Performance

11.1 Latency

Sources of latency

Source	Typical cost	Mitigation
Network round-trip	10–200 ms	CDN, edge caching, region selection
DNS resolution	50–100 ms	DNS prefetch, keep-alive
TLS handshake	1–3 RTT	TLS session resumption, HTTP/3
Server processing	Variable	DB indexes, caching, async processing
Serialization	1–10 ms	Binary format (protobuf), sparse fieldsets

Reducing latency

Use CDN for static assets and cacheable API responses.
Use edge caching to serve common requests without hitting the origin.
Keep API responses small — sparse fieldsets, pagination.
Use HTTP/2 or HTTP/3 to eliminate per-request connection overhead.

11.2 Throughput

Requests per second the system can handle at acceptable latency.

Load balancing

Distribute load across instances. Each instance processes its share. Throughput scales linearly with instances if the service is stateless.

Batching

Process multiple items in one operation:

DB batch inserts instead of one-by-one rows.
Kafka consumer batch: process 100 messages per tick.
Reduces per-item overhead significantly at high volume.

# One batch insert — not 1000 individual INSERTs
await db.execute_many(
    "INSERT INTO events (type, payload) VALUES ($1, $2)",
    [(e.type, e.payload) for e in batch],
)

11.3 Payload Optimization

Large payloads cost bandwidth and processing time on both sides.

Compression

Enable gzip or brotli on your server or reverse proxy.

gzip: 60–80% size reduction for JSON.
brotli: slightly better compression than gzip, supported by all modern browsers.
Content-Encoding: gzip header tells the client to decompress.
Threshold: compress responses larger than 1 KB. Compression on small payloads wastes CPU.

# Nginx — enable gzip for JSON responses
gzip on;
gzip_types application/json text/plain;
gzip_min_length 1024;

Binary format (gRPC / protobuf)

Protobuf payloads are 3–10× smaller than equivalent JSON.

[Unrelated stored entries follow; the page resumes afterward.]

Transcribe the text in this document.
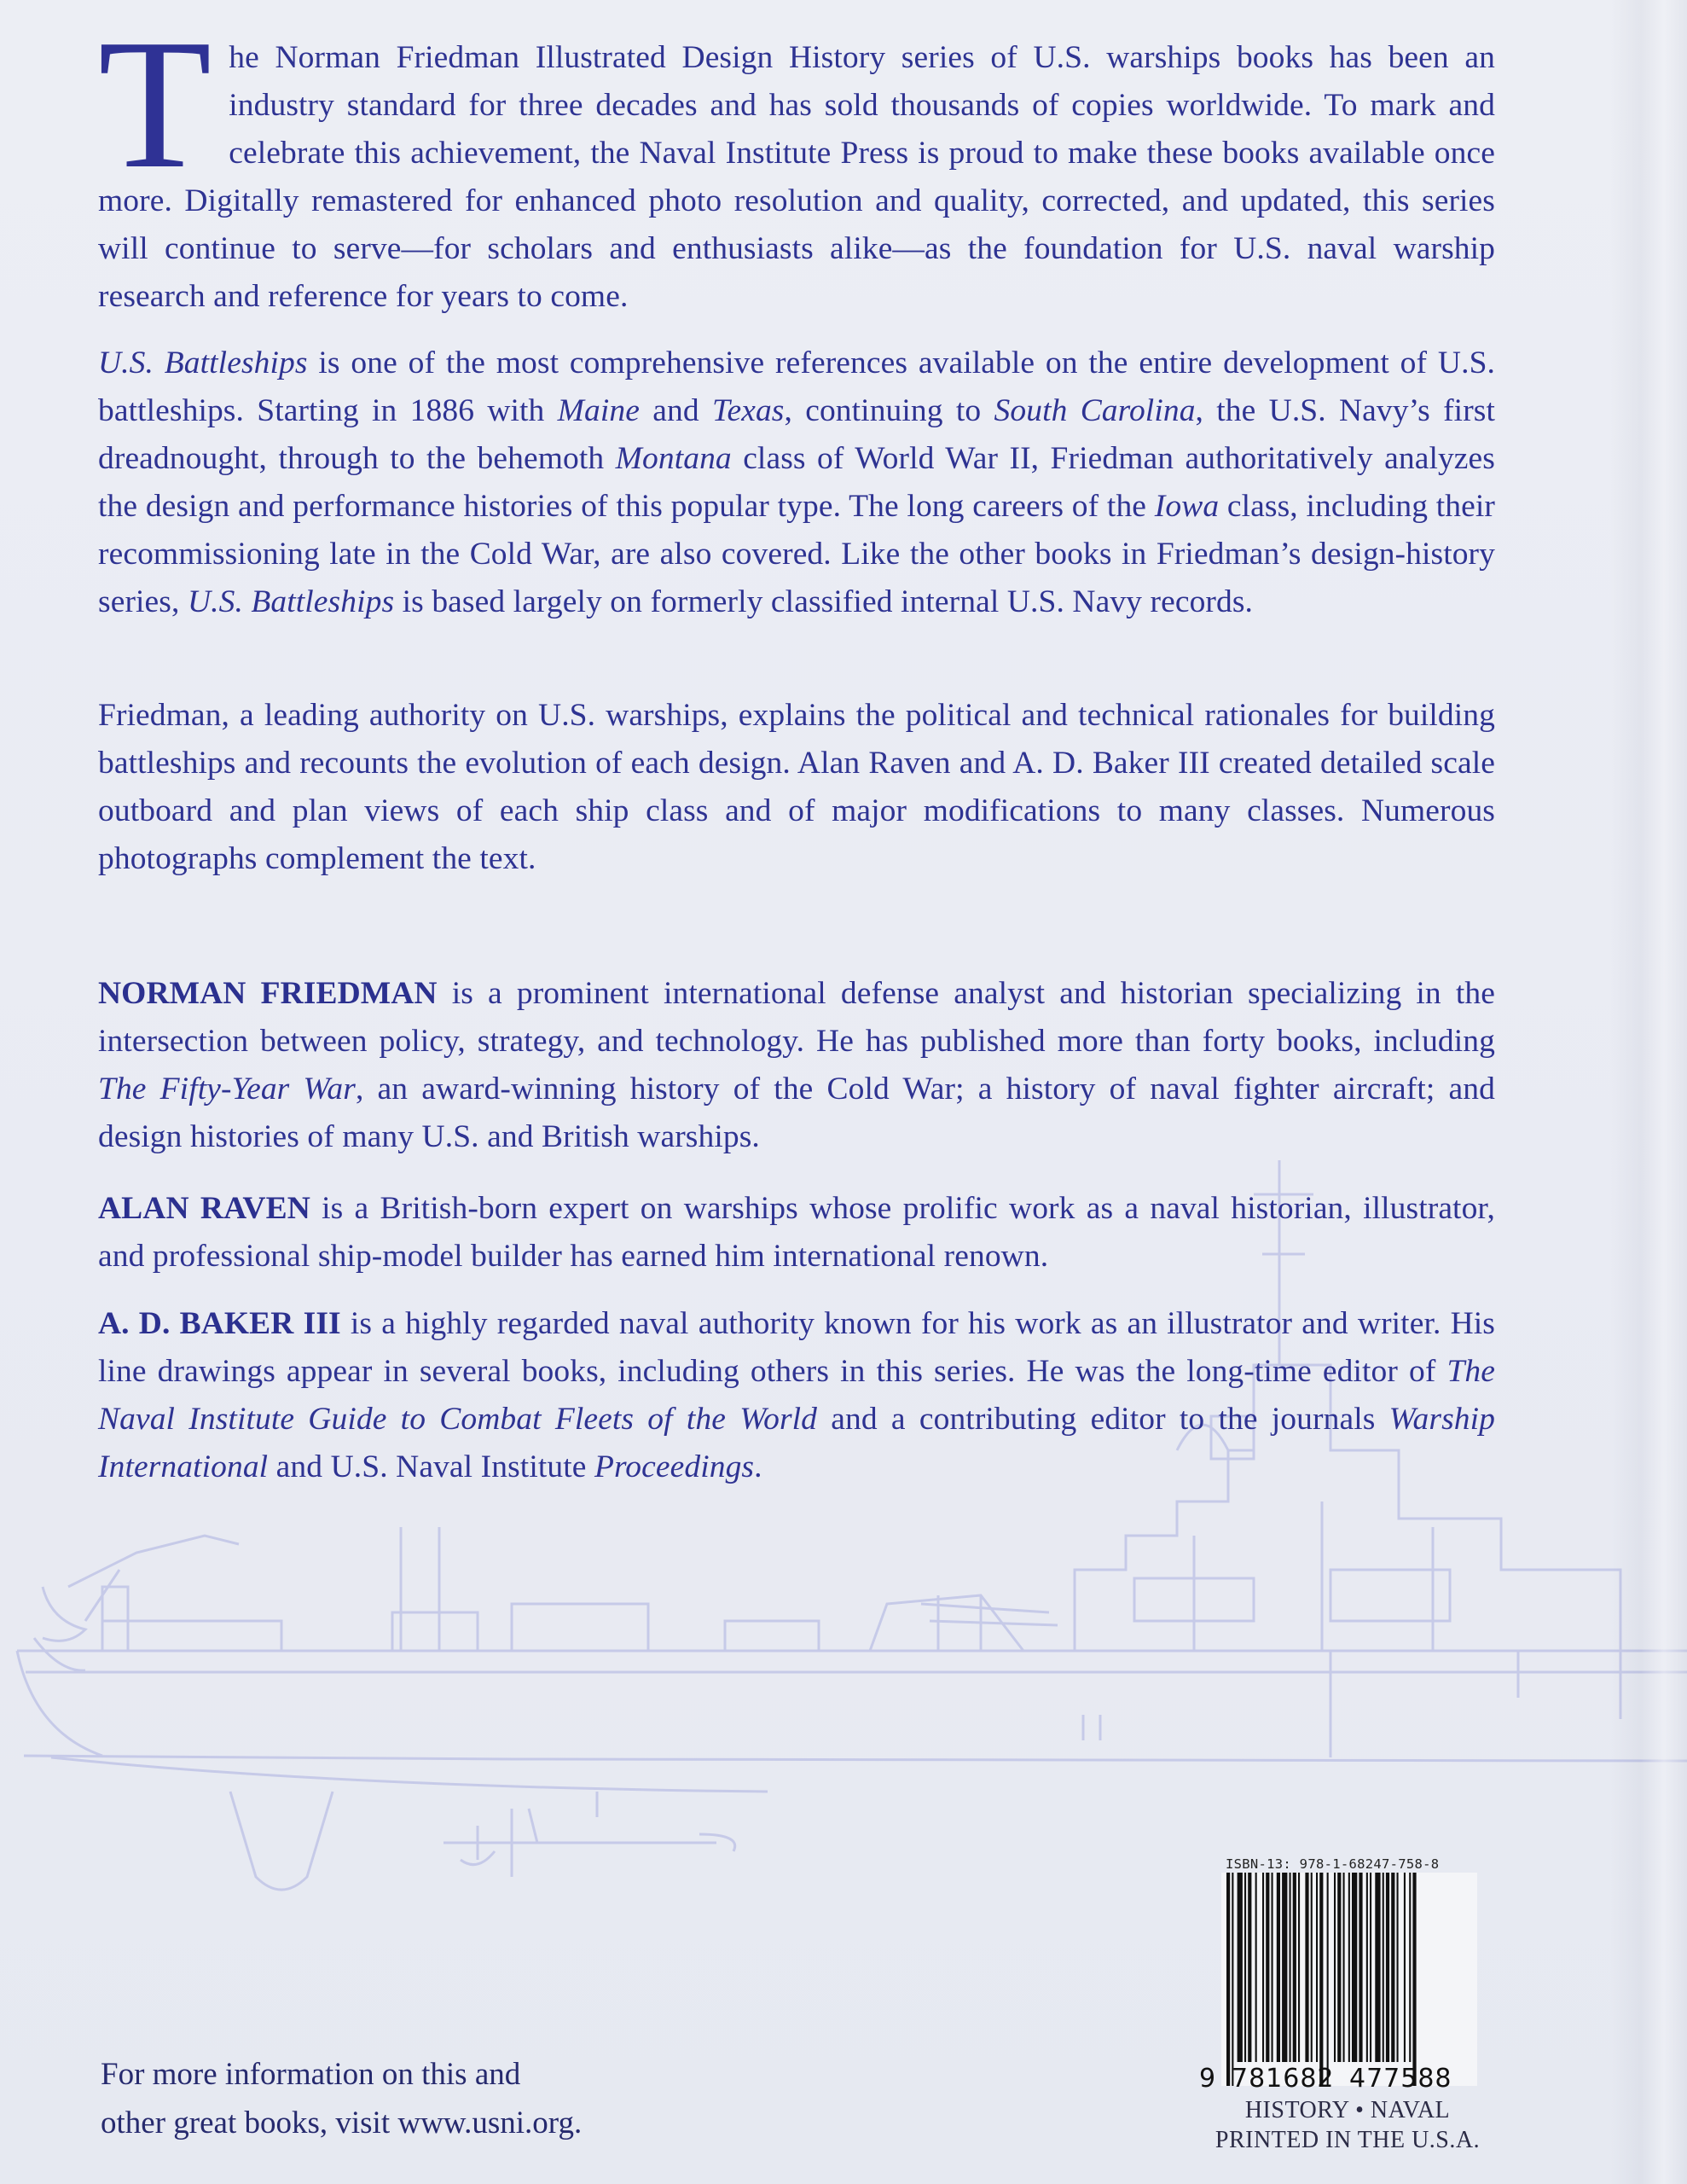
The Norman Friedman Illustrated Design History series of U.S. warships books has been an industry standard for three decades and has sold thousands of copies worldwide. To mark and celebrate this achievement, the Naval Institute Press is proud to make these books available once more. Digitally remastered for enhanced photo resolution and quality, corrected, and updated, this series will continue to serve—for scholars and enthusiasts alike—as the foundation for U.S. naval warship research and reference for years to come.

U.S. Battleships is one of the most comprehensive references available on the entire development of U.S. battleships. Starting in 1886 with Maine and Texas, continuing to South Carolina, the U.S. Navy’s first dreadnought, through to the behemoth Montana class of World War II, Friedman authoritatively analyzes the design and performance histories of this popular type. The long careers of the Iowa class, including their recommissioning late in the Cold War, are also covered. Like the other books in Friedman’s design-history series, U.S. Battleships is based largely on formerly classified internal U.S. Navy records.

Friedman, a leading authority on U.S. warships, explains the political and technical rationales for building battleships and recounts the evolution of each design. Alan Raven and A. D. Baker III created detailed scale outboard and plan views of each ship class and of major modifications to many classes. Numerous photographs complement the text.

NORMAN FRIEDMAN is a prominent international defense analyst and historian specializing in the intersection between policy, strategy, and technology. He has published more than forty books, including The Fifty-Year War, an award-winning history of the Cold War; a history of naval fighter aircraft; and design histories of many U.S. and British warships.

ALAN RAVEN is a British-born expert on warships whose prolific work as a naval historian, illustrator, and professional ship-model builder has earned him international renown.

A. D. BAKER III is a highly regarded naval authority known for his work as an illustrator and writer. His line drawings appear in several books, including others in this series. He was the long-time editor of The Naval Institute Guide to Combat Fleets of the World and a contributing editor to the journals Warship International and U.S. Naval Institute Proceedings.

For more information on this and
other great books, visit www.usni.org.
ISBN-13: 978-1-68247-758-8
9 781682 477588
HISTORY • NAVAL
PRINTED IN THE U.S.A.
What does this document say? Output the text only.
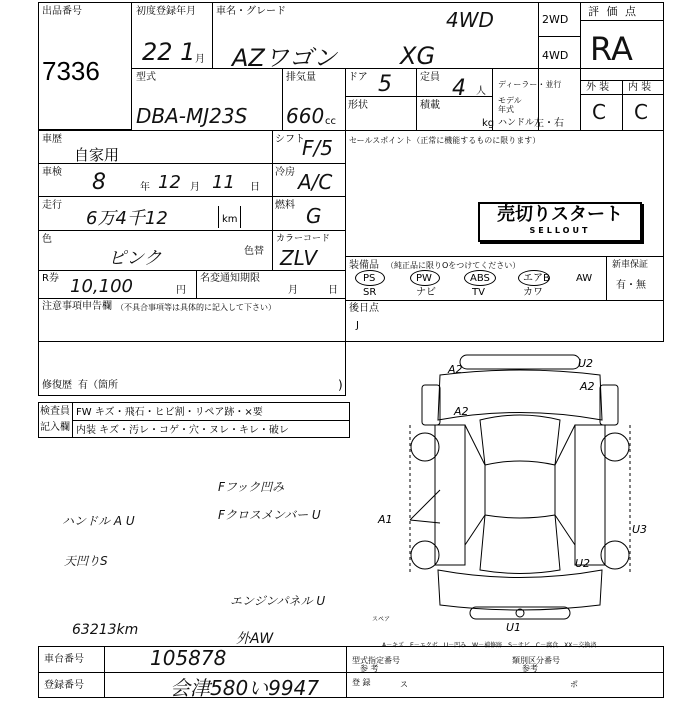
出品番号
7336
初度登録年月
22 1 月
車名・グレード
AZワゴン	XG
4WD	2WD
4WD
評 価 点
RA
外 装 内 装
C C
型式
DBA-MJ23S
排気量
660 cc
ドア 5	定員 4 人
形状	積載
kg
ディーラー・並行
モデル
年式
ハンドル 左・右
車歴
自家用
シフト
F/5
車検 8	年 12 月 11 日
冷房 A/C
走行
6万4千12	km
燃料 G
色
ピンク	色替
カラーコード
ZLV
R券 10,100	円
名変通知期限
月	日
注意事項申告欄 （不具合事項等は具体的に記入して下さい）
修復歴 有（箇所	)
セールスポイント（正常に機能するものに限ります）
売切りスタート
SELLOUT
装備品 （純正品に限りOをつけてください）	新車保証
有・無
PS
SR
PW
ナビ
ABS
TV
エアB
カワ
AW
後日点
J
検査員
記入欄
FW キズ・飛石・ヒビ割・リペア跡・×要
内装 キズ・汚レ・コゲ・穴・ヌレ・キレ・破レ
Fフック凹み
Fクロスメンバー U
ハンドル A U
天凹りS
エンジンパネル U
63213km
外AW
A2	U2
A2
A2
A1
U3
U2
U1
スペア
A－キズ　E－エクボ　U－凹み　W－補修跡　S－サビ　C－腐食　XX－交換済
車台番号	105878
登録番号	会津580い9947
型式指定番号
参 考
類別区分番号
参考
登 録	ス	ポ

No field names in binary payload — field numbers are used instead.
Faster serialization due to schema-driven encoding.
Use for high-volume internal service calls.

Sparse fieldsets

Client requests only the fields it needs:

REST: ?fields=id,name,email
GraphQL: client specifies exact fields in the query

Reduces payload size and server-side serialization work.

11.4 Performance Targets

Metric	Target	Action when exceeded
p50 latency	< 50 ms	Optimize hot paths
p95 latency	< 300 ms	Add caching, optimize DB queries
p99 latency	< 1000 ms	Check tail-latency outliers
Error rate	< 0.1%	Reliability review
Throughput	Per SLO	Scale horizontally

Always measure p95 and p99, not only average. Average hides outliers that users actually experience.

Key Rules

Measure first. Do not optimize without profiling data.
Enable compression at the reverse proxy level — not in application code.
Set SLO targets for p95 and p99, not just average latency.
Use binary serialization (protobuf) for internal high-volume calls.
Apply sparse fieldsets on any endpoint that returns large objects.